MeatAlison Lambert

BRAISED SHIN OF BEEF

MeatAlison Lambert


This is the perfect time of the year for cuts of meat like this which require longer and slower cooking methods.

Whether you are making a brown stew, casserole or braising larger cuts of meat the principals are all the same. You need a good heavy pot or casserole dish preferably with a lid.
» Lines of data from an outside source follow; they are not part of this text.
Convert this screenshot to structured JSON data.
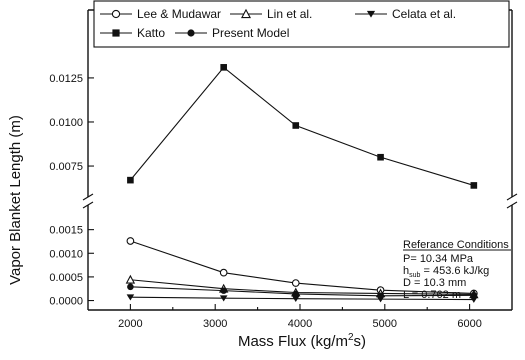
{
  "chart_data": {
    "type": "line",
    "xlabel": "Mass Flux (kg/m",
    "xlabel_sup": "2",
    "xlabel_end": "s)",
    "ylabel": "Vapor Blanket Length (m)",
    "x_ticks": [
      "2000",
      "3000",
      "4000",
      "5000",
      "6000"
    ],
    "x_range": [
      1500,
      6500
    ],
    "y_axis_broken": true,
    "y_lower_range": [
      -0.0002,
      0.002
    ],
    "y_upper_range": [
      0.0058,
      0.0138
    ],
    "y_lower_ticks": [
      "0.0000",
      "0.0005",
      "0.0010",
      "0.0015"
    ],
    "y_upper_ticks": [
      "0.0075",
      "0.0100",
      "0.0125"
    ],
    "legend_placement": "top",
    "series": [
      {
        "name": "Lee & Mudawar",
        "marker": "circle-open",
        "x": [
          2000,
          3100,
          3950,
          4950,
          6050
        ],
        "values": [
          0.00126,
          0.00059,
          0.00037,
          0.00022,
          0.00015
        ]
      },
      {
        "name": "Lin et al.",
        "marker": "triangle-up-open",
        "x": [
          2000,
          3100,
          3950,
          4950,
          6050
        ],
        "values": [
          0.00044,
          0.00025,
          0.00017,
          0.00015,
          0.00013
        ]
      },
      {
        "name": "Celata et al.",
        "marker": "triangle-down-filled",
        "x": [
          2000,
          3100,
          3950,
          4950,
          6050
        ],
        "values": [
          7e-05,
          5e-05,
          4e-05,
          3e-05,
          2e-05
        ]
      },
      {
        "name": "Katto",
        "marker": "square-filled",
        "x": [
          2000,
          3100,
          3950,
          4950,
          6050
        ],
        "values": [
          0.0067,
          0.0131,
          0.0098,
          0.008,
          0.0064
        ]
      },
      {
        "name": "Present Model",
        "marker": "circle-filled",
        "x": [
          2000,
          3100,
          3950,
          4950,
          6050
        ],
        "values": [
          0.00029,
          0.00021,
          0.00014,
          0.0001,
          0.00011
        ]
      }
    ],
    "annotation": {
      "title": "Referance Conditions",
      "lines": [
        {
          "prefix": "P= 10.34 MPa",
          "sub": "",
          "suffix": ""
        },
        {
          "prefix": "h",
          "sub": "sub",
          "suffix": " = 453.6 kJ/kg"
        },
        {
          "prefix": "D = 10.3 mm",
          "sub": "",
          "suffix": ""
        },
        {
          "prefix": "L = 0.762 m",
          "sub": "",
          "suffix": ""
        }
      ]
    }
  }
}
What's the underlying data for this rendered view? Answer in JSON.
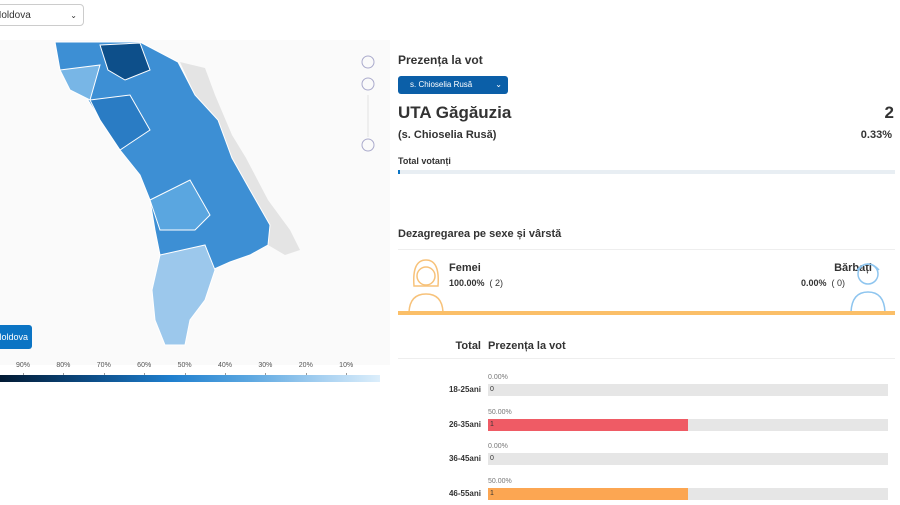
{
  "header": {
    "country_select": "Moldova"
  },
  "map": {
    "button": "Moldova",
    "legend": {
      "ticks": [
        {
          "value": 90,
          "label": "90%"
        },
        {
          "value": 80,
          "label": "80%"
        },
        {
          "value": 70,
          "label": "70%"
        },
        {
          "value": 60,
          "label": "60%"
        },
        {
          "value": 50,
          "label": "50%"
        },
        {
          "value": 40,
          "label": "40%"
        },
        {
          "value": 30,
          "label": "30%"
        },
        {
          "value": 20,
          "label": "20%"
        },
        {
          "value": 10,
          "label": "10%"
        }
      ]
    }
  },
  "panel": {
    "title": "Prezența la vot",
    "locality_select": "s. Chioselia Rusă",
    "region": "UTA Găgăuzia",
    "locality": "(s. Chioselia Rusă)",
    "voters": 2,
    "turnout": 0.33,
    "turnout_label": "0.33%",
    "voters_label": "Total votanți",
    "xlim": [
      0,
      100
    ]
  },
  "gender": {
    "title": "Dezagregarea pe sexe și vârstă",
    "female": {
      "label": "Femei",
      "percent": 100,
      "percent_label": "100.00%",
      "count": 2,
      "count_label": "( 2)"
    },
    "male": {
      "label": "Bărbați",
      "percent": 0,
      "percent_label": "0.00%",
      "count": 0,
      "count_label": "( 0)"
    }
  },
  "age": {
    "header_total": "Total",
    "header_turnout": "Prezența la vot",
    "xlim": [
      0,
      100
    ],
    "groups": [
      {
        "label": "18-25ani",
        "percent": 0,
        "percent_label": "0.00%",
        "count": 0,
        "color": "#e6e6e6"
      },
      {
        "label": "26-35ani",
        "percent": 50,
        "percent_label": "50.00%",
        "count": 1,
        "color": "#ef5b65"
      },
      {
        "label": "36-45ani",
        "percent": 0,
        "percent_label": "0.00%",
        "count": 0,
        "color": "#e6e6e6"
      },
      {
        "label": "46-55ani",
        "percent": 50,
        "percent_label": "50.00%",
        "count": 1,
        "color": "#fca652"
      }
    ]
  }
}
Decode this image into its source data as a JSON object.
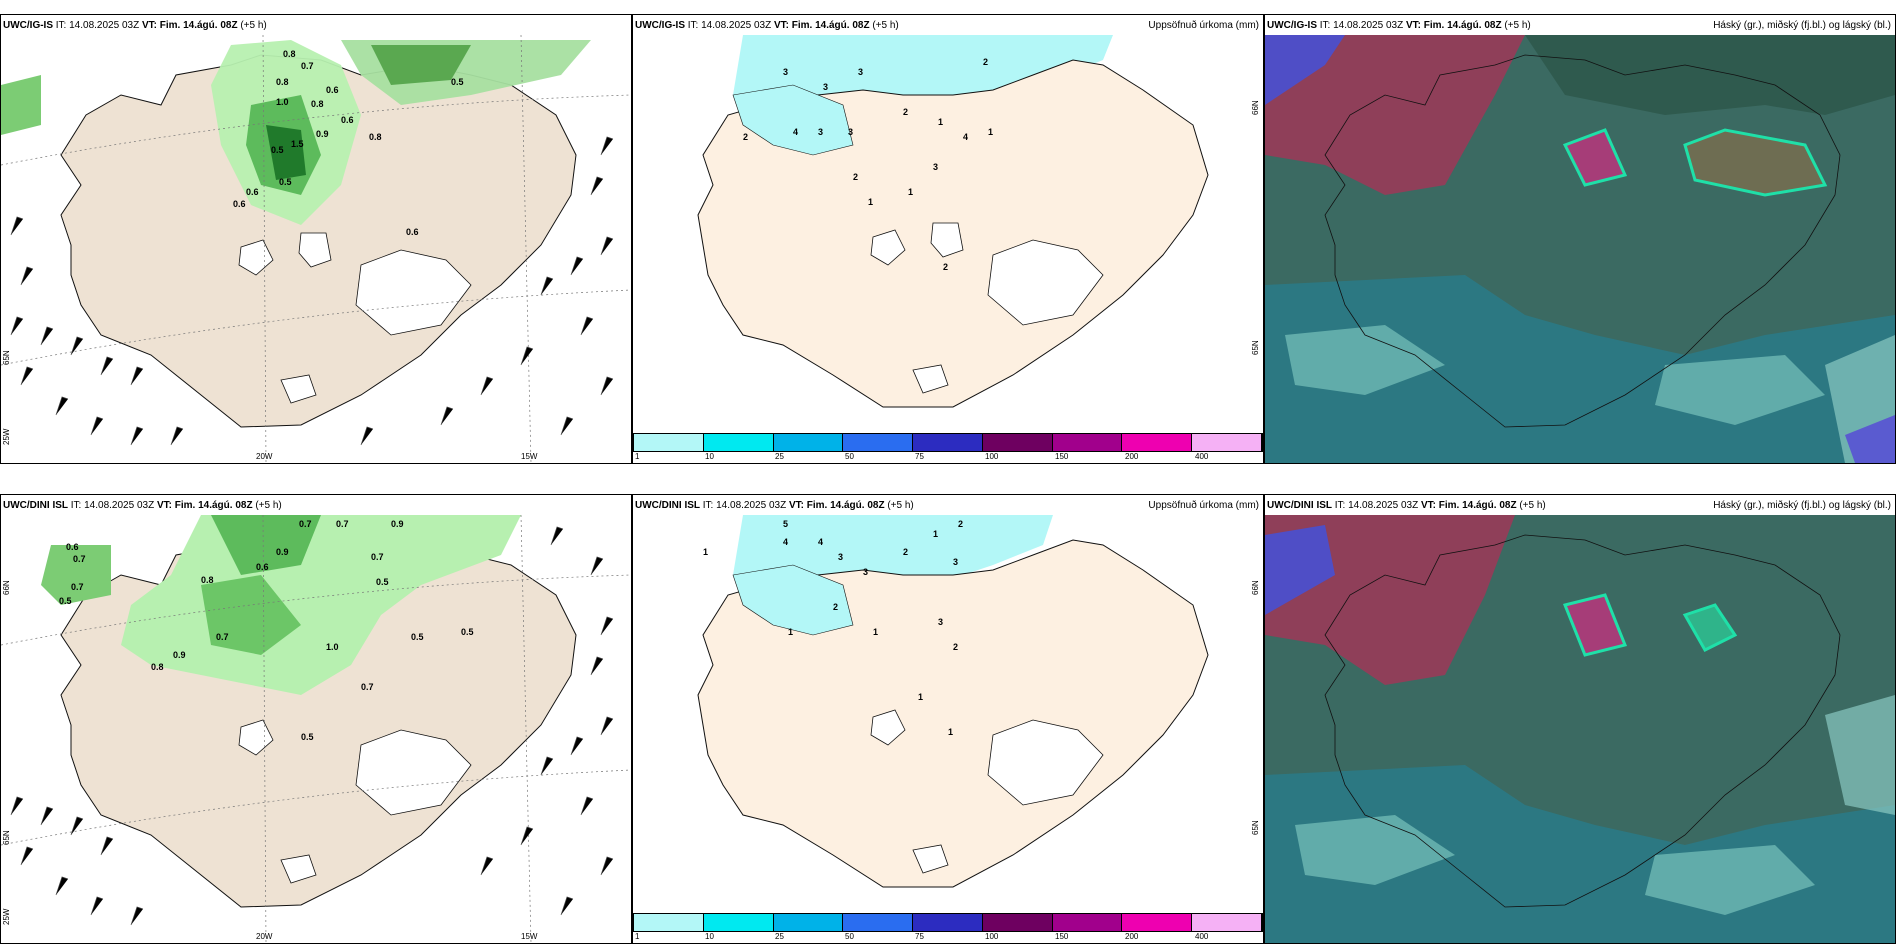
{
  "panels": {
    "p1": {
      "model": "UWC/IG-IS",
      "it_label": "IT:",
      "it": "14.08.2025 03Z",
      "vt_label": "VT: Fim. 14.ágú. 08Z",
      "lead": "(+5 h)",
      "right": ""
    },
    "p2": {
      "model": "UWC/IG-IS",
      "it_label": "IT:",
      "it": "14.08.2025 03Z",
      "vt_label": "VT: Fim. 14.ágú. 08Z",
      "lead": "(+5 h)",
      "right": "Uppsöfnuð úrkoma (mm)"
    },
    "p3": {
      "model": "UWC/IG-IS",
      "it_label": "IT:",
      "it": "14.08.2025 03Z",
      "vt_label": "VT: Fim. 14.ágú. 08Z",
      "lead": "(+5 h)",
      "right": "Háský (gr.), miðský (fj.bl.) og lágský (bl.)"
    },
    "p4": {
      "model": "UWC/DINI ISL",
      "it_label": "IT:",
      "it": "14.08.2025 03Z",
      "vt_label": "VT: Fim. 14.ágú. 08Z",
      "lead": "(+5 h)",
      "right": ""
    },
    "p5": {
      "model": "UWC/DINI ISL",
      "it_label": "IT:",
      "it": "14.08.2025 03Z",
      "vt_label": "VT: Fim. 14.ágú. 08Z",
      "lead": "(+5 h)",
      "right": "Uppsöfnuð úrkoma (mm)"
    },
    "p6": {
      "model": "UWC/DINI ISL",
      "it_label": "IT:",
      "it": "14.08.2025 03Z",
      "vt_label": "VT: Fim. 14.ágú. 08Z",
      "lead": "(+5 h)",
      "right": "Háský (gr.), miðský (fj.bl.) og lágský (bl.)"
    }
  },
  "axes": {
    "lon_20w": "20W",
    "lon_15w": "15W",
    "lat_65n": "65N",
    "lat_66n": "66N",
    "lon_25w": "25W"
  },
  "colorbar": {
    "labels": [
      "1",
      "10",
      "25",
      "50",
      "75",
      "100",
      "150",
      "200",
      "400"
    ],
    "colors": [
      "#b3f7f7",
      "#00e9f0",
      "#00b2e8",
      "#2a6df0",
      "#2c2cc0",
      "#6e0060",
      "#a1008c",
      "#ee00b0",
      "#f5b1f5"
    ]
  },
  "precip_labels_top": [
    "0.8",
    "0.7",
    "0.8",
    "0.5",
    "0.6",
    "1.0",
    "0.8",
    "0.9",
    "0.6",
    "0.5",
    "1.5",
    "0.8",
    "0.6",
    "0.5",
    "0.6",
    "0.6"
  ],
  "precip_labels_bottom": [
    "0.6",
    "0.7",
    "0.7",
    "0.5",
    "0.7",
    "0.7",
    "0.9",
    "0.8",
    "0.6",
    "0.9",
    "0.7",
    "0.5",
    "0.5",
    "1.0",
    "0.5",
    "0.7",
    "0.8",
    "0.9",
    "0.7",
    "0.5"
  ],
  "accum_labels_top": [
    "3",
    "3",
    "3",
    "2",
    "4",
    "2",
    "3",
    "3",
    "2",
    "1",
    "1",
    "2",
    "1",
    "1",
    "3",
    "4",
    "2"
  ],
  "accum_labels_bottom": [
    "5",
    "4",
    "4",
    "3",
    "3",
    "2",
    "3",
    "1",
    "2",
    "1",
    "2",
    "1",
    "3",
    "2",
    "1",
    "1",
    "1"
  ]
}
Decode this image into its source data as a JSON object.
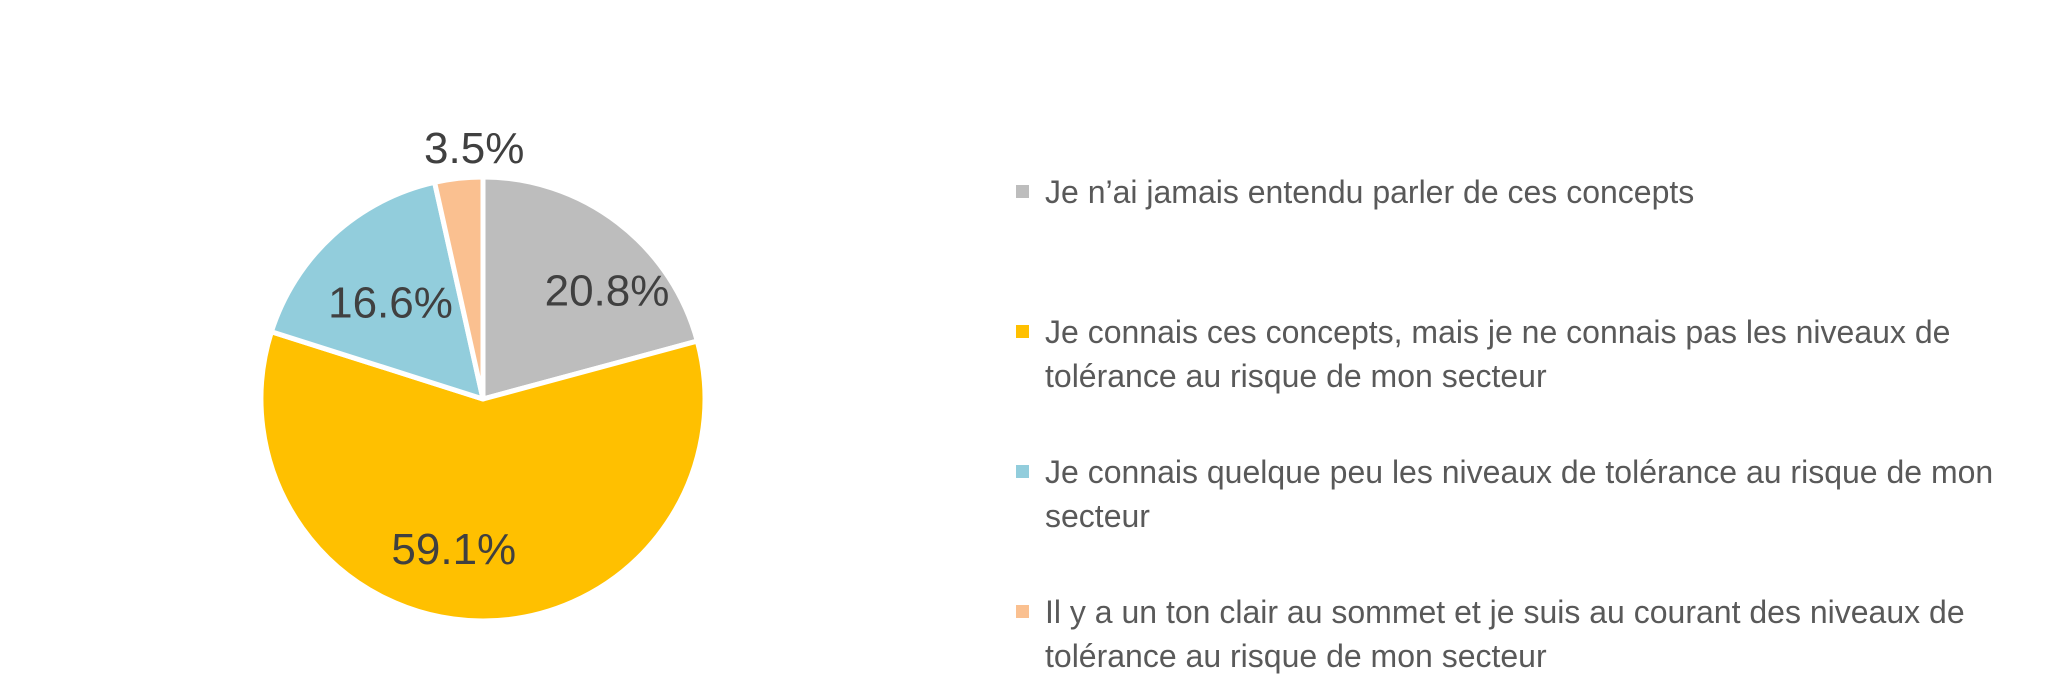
{
  "chart_data": {
    "type": "pie",
    "title": "",
    "legend_position": "right",
    "start_angle_deg": 0,
    "direction": "clockwise",
    "label_suffix": "%",
    "slices": [
      {
        "label": "Je n’ai jamais entendu parler de ces concepts",
        "value": 20.8,
        "data_label": "20.8%",
        "color": "#BDBDBD",
        "label_position": "inside"
      },
      {
        "label": "Je connais ces concepts, mais je ne connais pas les niveaux de tolérance au risque de mon secteur",
        "value": 59.1,
        "data_label": "59.1%",
        "color": "#FFC000",
        "label_position": "inside"
      },
      {
        "label": "Je connais quelque peu les niveaux de tolérance au risque de mon secteur",
        "value": 16.6,
        "data_label": "16.6%",
        "color": "#92CDDC",
        "label_position": "inside"
      },
      {
        "label": "Il y a un ton clair au sommet et je suis au courant des niveaux de tolérance au risque de mon secteur",
        "value": 3.5,
        "data_label": "3.5%",
        "color": "#FAC090",
        "label_position": "outside"
      }
    ]
  },
  "legend": {
    "items": [
      {
        "text": "Je n’ai jamais entendu parler de ces concepts",
        "color": "#BDBDBD"
      },
      {
        "text": "Je connais ces concepts, mais je ne connais pas les niveaux de\ntolérance au risque de mon secteur",
        "color": "#FFC000"
      },
      {
        "text": "Je connais quelque peu les niveaux de tolérance au risque de mon\nsecteur",
        "color": "#92CDDC"
      },
      {
        "text": "Il y a un ton clair au sommet et je suis au courant des niveaux de\ntolérance au risque de mon secteur",
        "color": "#FAC090"
      }
    ]
  },
  "colors": {
    "background": "#FFFFFF",
    "data_label": "#404040",
    "legend_text": "#595959",
    "slice_border": "#FFFFFF"
  }
}
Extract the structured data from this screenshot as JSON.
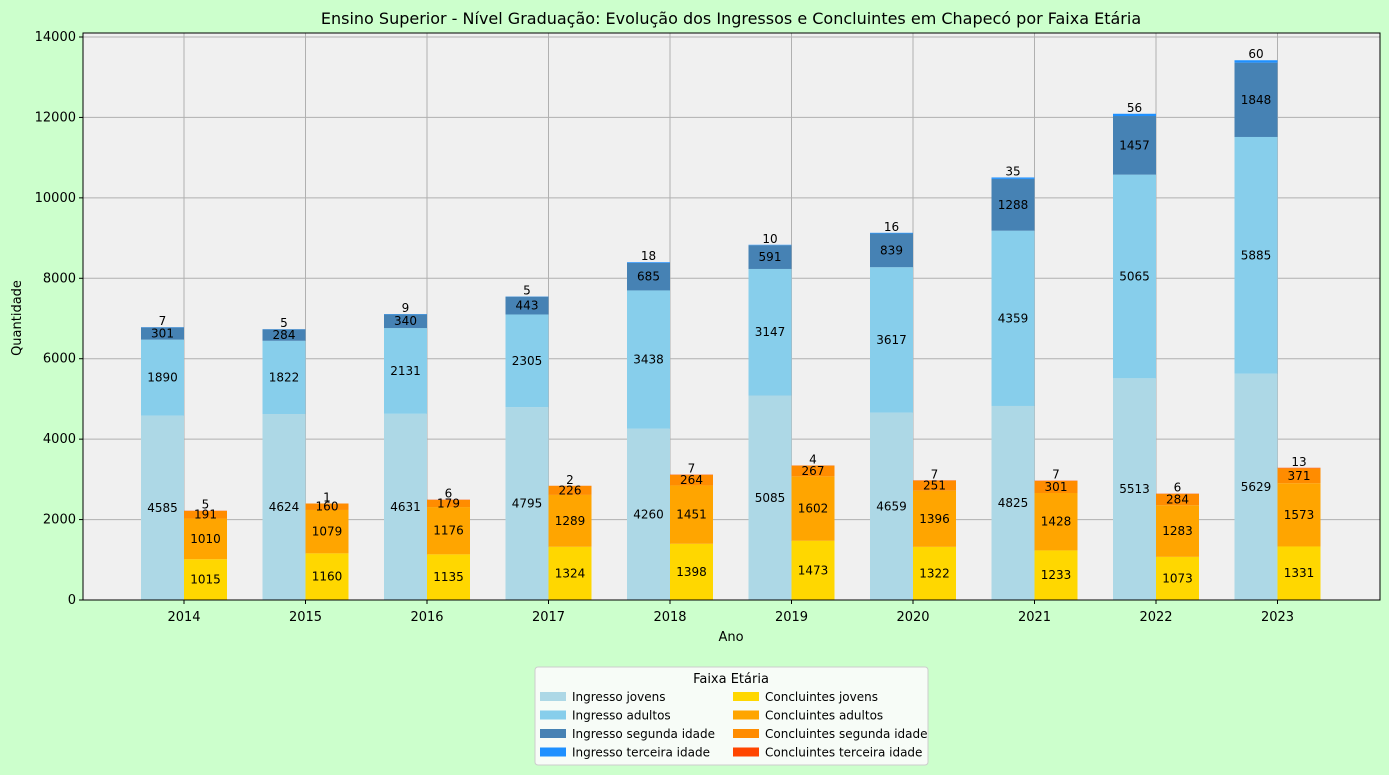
{
  "chart_data": {
    "type": "bar",
    "title": "Ensino Superior - Nível Graduação: Evolução dos Ingressos e Concluintes em Chapecó por Faixa Etária",
    "xlabel": "Ano",
    "ylabel": "Quantidade",
    "categories": [
      "2014",
      "2015",
      "2016",
      "2017",
      "2018",
      "2019",
      "2020",
      "2021",
      "2022",
      "2023"
    ],
    "ylim": [
      0,
      14000
    ],
    "yticks": [
      "0",
      "2000",
      "4000",
      "6000",
      "8000",
      "10000",
      "12000",
      "14000"
    ],
    "grid": true,
    "legend_title": "Faixa Etária",
    "legend_placement": "bottom-center",
    "groups": [
      {
        "name": "Ingresso",
        "series": [
          {
            "name": "Ingresso jovens",
            "color": "#add8e6",
            "values": [
              4585,
              4624,
              4631,
              4795,
              4260,
              5085,
              4659,
              4825,
              5513,
              5629
            ]
          },
          {
            "name": "Ingresso adultos",
            "color": "#87ceeb",
            "values": [
              1890,
              1822,
              2131,
              2305,
              3438,
              3147,
              3617,
              4359,
              5065,
              5885
            ]
          },
          {
            "name": "Ingresso segunda idade",
            "color": "#4682b4",
            "values": [
              301,
              284,
              340,
              443,
              685,
              591,
              839,
              1288,
              1457,
              1848
            ]
          },
          {
            "name": "Ingresso terceira idade",
            "color": "#1e90ff",
            "values": [
              7,
              5,
              9,
              5,
              18,
              10,
              16,
              35,
              56,
              60
            ]
          }
        ]
      },
      {
        "name": "Concluintes",
        "series": [
          {
            "name": "Concluintes jovens",
            "color": "#ffd700",
            "values": [
              1015,
              1160,
              1135,
              1324,
              1398,
              1473,
              1322,
              1233,
              1073,
              1331
            ]
          },
          {
            "name": "Concluintes adultos",
            "color": "#ffa500",
            "values": [
              1010,
              1079,
              1176,
              1289,
              1451,
              1602,
              1396,
              1428,
              1283,
              1573
            ]
          },
          {
            "name": "Concluintes segunda idade",
            "color": "#ff8c00",
            "values": [
              191,
              160,
              179,
              226,
              264,
              267,
              251,
              301,
              284,
              371
            ]
          },
          {
            "name": "Concluintes terceira idade",
            "color": "#ff4500",
            "values": [
              5,
              1,
              6,
              2,
              7,
              4,
              7,
              7,
              6,
              13
            ]
          }
        ]
      }
    ]
  }
}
You need to have a selection of good quality vegetables such as celery, onion, carrots and leeks. A few sprigs of the more aromatic wintery herbs like thyme, rosemary, sage and a few fresh bay leaves and a good quality stock and patience! It is worth the wait.

SERVES 4

1 kg shin of beef

2 carrots, peeled and cut into bite size chunks

1 onion, diced small

4 cloves garlic, sliced thinly

2 fresh bay leaves

1 sprig fresh rosemary

3 Tbsp vegetable oil

2/3 bottle red wine

200g plum tomatoes

1 cinnamon quill

2 large strips of orange zest

1 Tbsp flour (optional)

Sea salt and freshly ground black pepper



Preheat the oven to 150 C

Heat a heavy-based fry pan over high heat, add the oil and brown the meat on all sides. You may need to do this in batches as you don’t want to overcrowd the pan. Remove from the pan, lower the heat and add the vegetables allowing them to colour slightly. Sprinkle over the flour if using and coat all the vegetables. Return the meat back to the pan along with any juices, add the wine and tomatoes, stir well to combine. Add the herbs, cinnamon, orange zest and seasoning. Cover and cook gently for 2 hours. Do check it regularly as it may need a stir from time to time. During this time the sauce will reduce and intensify and the meat will start to fall apart. If this has happened yet return it back to the oven and cook gently.

Check for seasoning and adjust if required. It goes well with mashed potato, mashed carrots and parsnips, wet polenta or traditionally with saffron risotto (risotto Milanese).